Featured // Celebrity Contributor
DALE C. OLSON: Through My Specs
DALE OLSON has had a distinguished career in entertainment journalism and public relations as a key critic and reporter for Variety, Publicity Director for The Mirisch Company motion picture productions company, an executive of Rogers & Cowan and his own company.
By: Dale C. Olson

 

 

 


 

Picking up a few new best sellers at Costco the other day, I overheard another reader and his wife discussing the Kindle as they filled their shopping cart with at least a dozen new books.  “I guess we’ve got the same reading taste,” I said to them, pointing to the same volumes that filled my cart, and then saying, “Don’t buy a Kindle.
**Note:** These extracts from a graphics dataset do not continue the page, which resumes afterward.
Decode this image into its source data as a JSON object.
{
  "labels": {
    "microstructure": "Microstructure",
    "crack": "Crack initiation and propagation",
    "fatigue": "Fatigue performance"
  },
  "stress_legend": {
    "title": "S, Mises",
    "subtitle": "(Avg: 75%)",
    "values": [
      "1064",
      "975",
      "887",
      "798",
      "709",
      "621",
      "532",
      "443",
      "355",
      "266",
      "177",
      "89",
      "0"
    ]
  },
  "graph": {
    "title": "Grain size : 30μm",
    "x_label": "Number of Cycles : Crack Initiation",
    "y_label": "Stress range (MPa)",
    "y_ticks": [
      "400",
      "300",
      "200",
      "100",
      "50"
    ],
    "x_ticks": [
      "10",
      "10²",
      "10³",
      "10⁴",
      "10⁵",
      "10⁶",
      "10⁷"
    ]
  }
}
Don’t you just love the smell of a new book and turning the pages?”  And, yes, they replied, starting a conversation about how many bookstores are closing, and, sadly, how many books have gone the way of the internet, buying on demand or direct to Kindle, and we all heaved a sigh. 

 

 

But, suddenly, we compared what we were reading.  It turned out both of us were in show business, so we agreed one of the best reads on the market today is a hefty volume by  veteran   producer Chuck Fries titled The Godfather of the Television Movie. He has been given credit for creating that almost lost television favorite.  He’s made more television movies than anybody else. He is credited with 275 hours of TV since starting  in the business with Ziv, one of the first of the television majors.  Remember Lloyd Bridges of Seat Hunt? Or Duncan Renaldo of Cisco Kid? And, more recently, Ray Bradbury’s The Martian Chronicles with Rod Hudson and The Queen of Mean (Leona Hemsley) with the great Suzanne Pleshette?  I was there, too, and it brought everything back as Chuck gave us an intimate history of television and its better days.  Everybody will love this book, just check it out  at www.createspace.com/900002738***

 

Talking about nostalgia, I dropped by the Pantages to see the rousing revival of “Hair” and went through another memory jog.  I wonder how this got by the censors in its day, but I’m sure glad it did. So was the packed audience of a lot of aging boomers, who sang along and then jumped on stage to dance with the cast. Aren’t these difficult days telling us to “Let the Sunshine In”? And more memories came when I picked up the new Charlotte Chandler biography of my  old friend Marlene Dietrich and discovered Charlotte, today’s preeminent Hollywood biographer, prologued “Marlene”(Simon & Schuster, March, 2011)   one of my own Dietrich experiences, a little known trick of the great one’s showbiz savvy.  Thanks, Charlotte, I’m  flattered. I can’t wait for the next memoir Charlotte writes because she only writes about people she has known and so personalizes her books, you think you’re talking to the subject – and Marlene is certainly a subject anyone would want to talk to.  What a treasure both of them are, and what a joy to have this writer who keeps the greats alive for us.  All of Charlotte’s books should be required reading for anyone entering the world of entertainment, and for all of the audiences who want to know about those icons who have conquered the business and how they did it.  Marlene certainly did it.  According to Shirley MacLaine, who was lucky enough to have her first Paramount dressing room next to the glamorous diva, often credits Marlena for teaching her all the tricks  about the camera.  Bravo, Marlene! Bravo Charlotte Chandler!